Of the 169 journal families included in this sample, 22 (13%) were assigned to title categories that correspond to different archive types than under which they were originally archived. Sixteen of the journal families that were ‘reassigned’ moved from title categories indicating low or no electronic presence to those with greater and more reliable digital coverage. While this data set is very small, the indication that journals that were once considered ‘high risk’ now have expanded electronic access–and in most cases highly reliable electronic access–exposes the ongoing digitization work that is so valuable in today’s current reality of extremely limited access to print materials.That WEST has print backups that have gone through rigorous physical validation reinforces the overall reliability of these digital repositories: the print archive can be used to correct any mis-scans that may be present, or could be used as the basis for new or expanded digitization projects to make high-risk materials more readily accessible to more researchers.

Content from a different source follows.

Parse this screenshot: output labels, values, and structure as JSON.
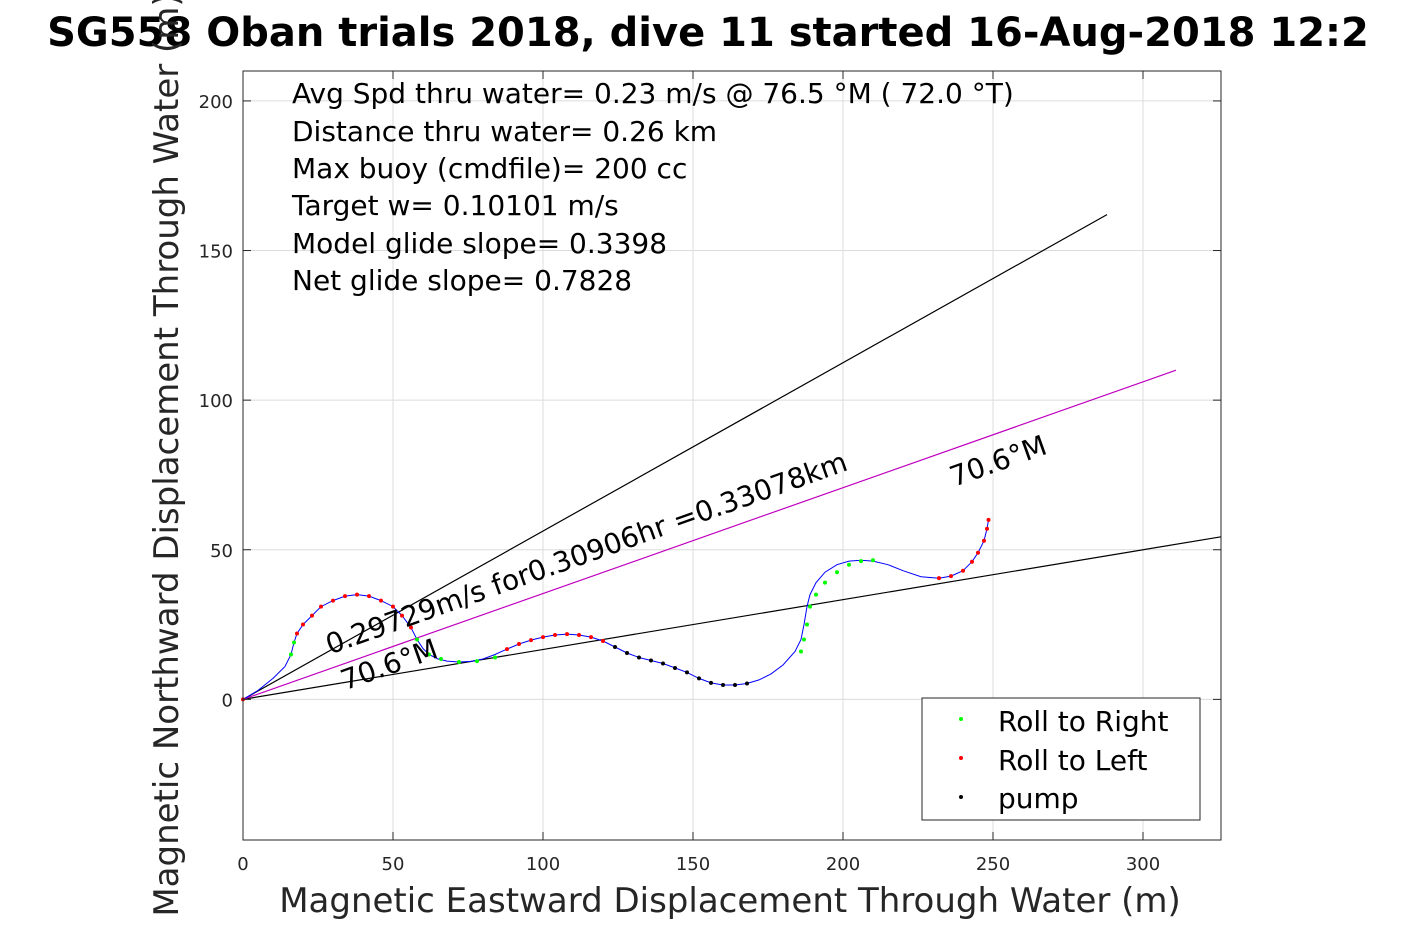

The following chart shows the journal families by current Archive Type (x-axis), broken down by Title Category reassignment found in this analysis (color):
Two curious things to note: five journal families that are currently archived as Silver and one journal family that is currently archived as Bronze came out of this analysis designated as Gold. The Silver journal families that are now Gold could have been on a database title list that we were not able to obtain in the current collection analysis. The Bronze title that got a “Gold” designation in this analysis appears to have been queued for archiving by Portico during the Cycle 8 analysis, and has since been preserved but under a different ISSN. This illustrates the difficulty in identifying changes in standard numbers as well as the potential consequences of not being able to track these changes.